3 Responses to “Affordable housing in Fredericksburg farther from reach”

  1. KL Stradley on August 1st, 2008 9:05 pm

    Very interesting. Housing priced between $111,000 and $154,000. Targeted income between $27,000 and $43,000. The “rule-of thumb” for many years was to purchase a house at no more than twice your annual income. This was a guide to prevent financial disaster. This formula would require an annual income of $55,000 to $77,000 to purchase a house in this area. Given the mortgage crisis facing our country today, this would seem a viable formula. I can foresee a lot of foreclosures in the future for this development. Remember, once the property is sold, the deveolper is gone. Who will be left holding the bag? FannieMae, FreddyMac?

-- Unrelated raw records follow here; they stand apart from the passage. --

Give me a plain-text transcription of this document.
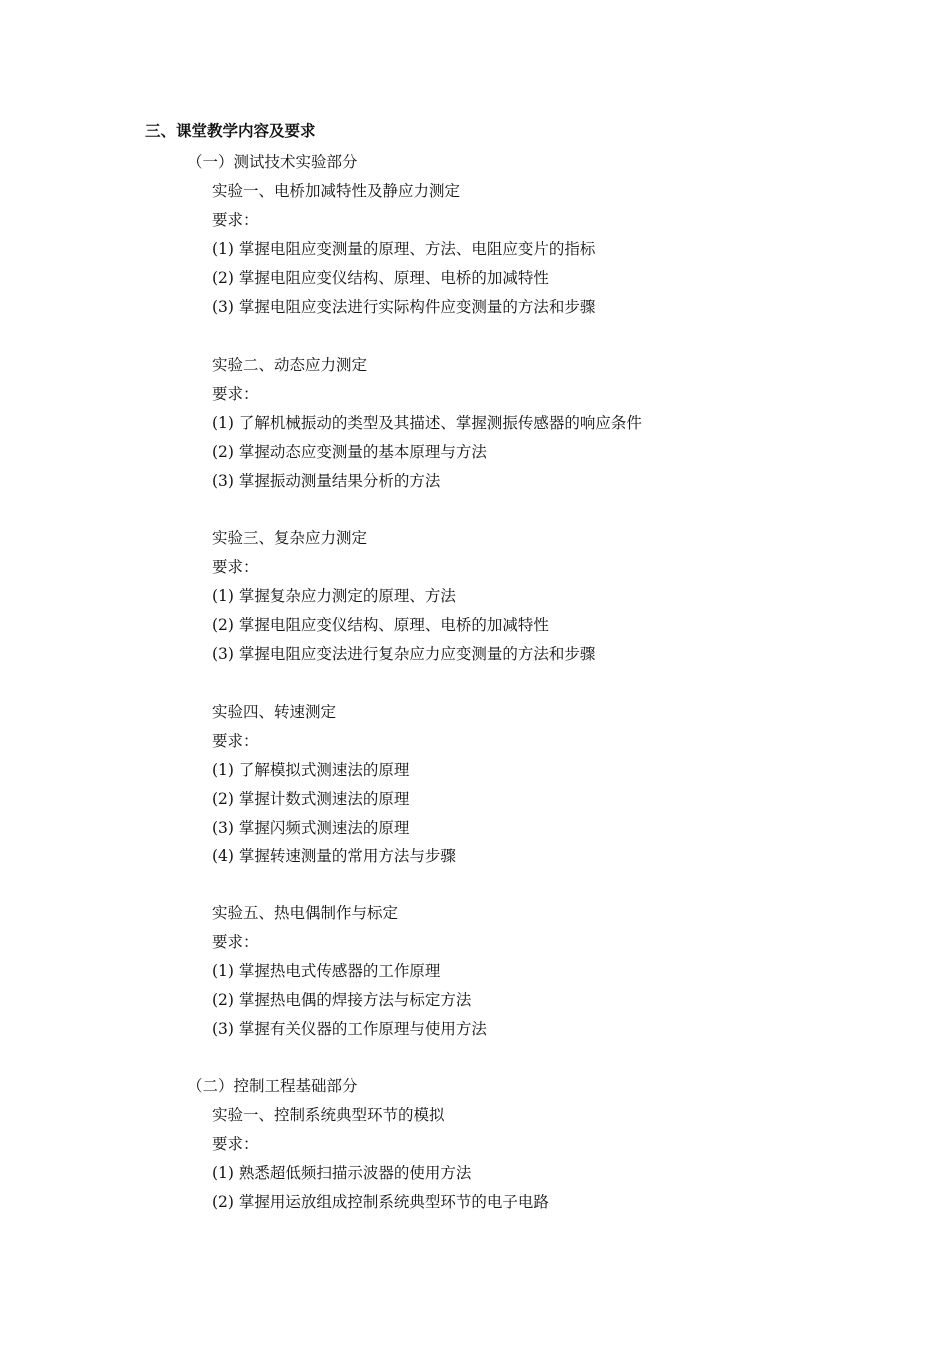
三、课堂教学内容及要求
（一）测试技术实验部分
实验一、电桥加减特性及静应力测定
要求：
(1) 掌握电阻应变测量的原理、方法、电阻应变片的指标
(2) 掌握电阻应变仪结构、原理、电桥的加减特性
(3) 掌握电阻应变法进行实际构件应变测量的方法和步骤
实验二、动态应力测定
要求：
(1) 了解机械振动的类型及其描述、掌握测振传感器的响应条件
(2) 掌握动态应变测量的基本原理与方法
(3) 掌握振动测量结果分析的方法
实验三、复杂应力测定
要求：
(1) 掌握复杂应力测定的原理、方法
(2) 掌握电阻应变仪结构、原理、电桥的加减特性
(3) 掌握电阻应变法进行复杂应力应变测量的方法和步骤
实验四、转速测定
要求：
(1) 了解模拟式测速法的原理
(2) 掌握计数式测速法的原理
(3) 掌握闪频式测速法的原理
(4) 掌握转速测量的常用方法与步骤
实验五、热电偶制作与标定
要求：
(1) 掌握热电式传感器的工作原理
(2) 掌握热电偶的焊接方法与标定方法
(3) 掌握有关仪器的工作原理与使用方法
（二）控制工程基础部分
实验一、控制系统典型环节的模拟
要求：
(1) 熟悉超低频扫描示波器的使用方法
(2) 掌握用运放组成控制系统典型环节的电子电路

  2. John Detmar on November 15th, 2008 9:29 pm

    You forgot to mention that the development plan called for 30′ wide streets - so narrow that parking would only be possible and permitted on one side. Front yard setback was to be reduced to 15′ - a 40% reduction from the normal R1 minimum of 25′. Lot width was to be 40′ - a 43% reduction from the normal R1 minimum of 70′. This would have been an extremely crowded subdivision with little privacy for homeowners. Insufficient parking would have been a permanent problem. I believe it would have been very unwise for the City Council to have approved this PUD, and I believe it reached the right result in denying it, regardless of its reasons. Our current minimum standards for residential setback, lot width, and street width serve many important purposes for the benefit of individual homeowners as well as entire neighborhoods and should not be discarded.

  3. Clarence C. Bryk on July 7th, 2009 3:40 pm

    Have you considered the cost of educating the children in this development? I suggest 91 homes would conservatively bring in 182 children into FISD. Currently a conservative estimate is that it costs $8000.00 a year to educate one student not counting the cost of of the buildings on the campus. 182x $8000.00= $1,456,000.00. If you divide that number by 91 you need $16000.00 of tax money from each house. Of course 2x 8000.00 is easier, but less dramatic.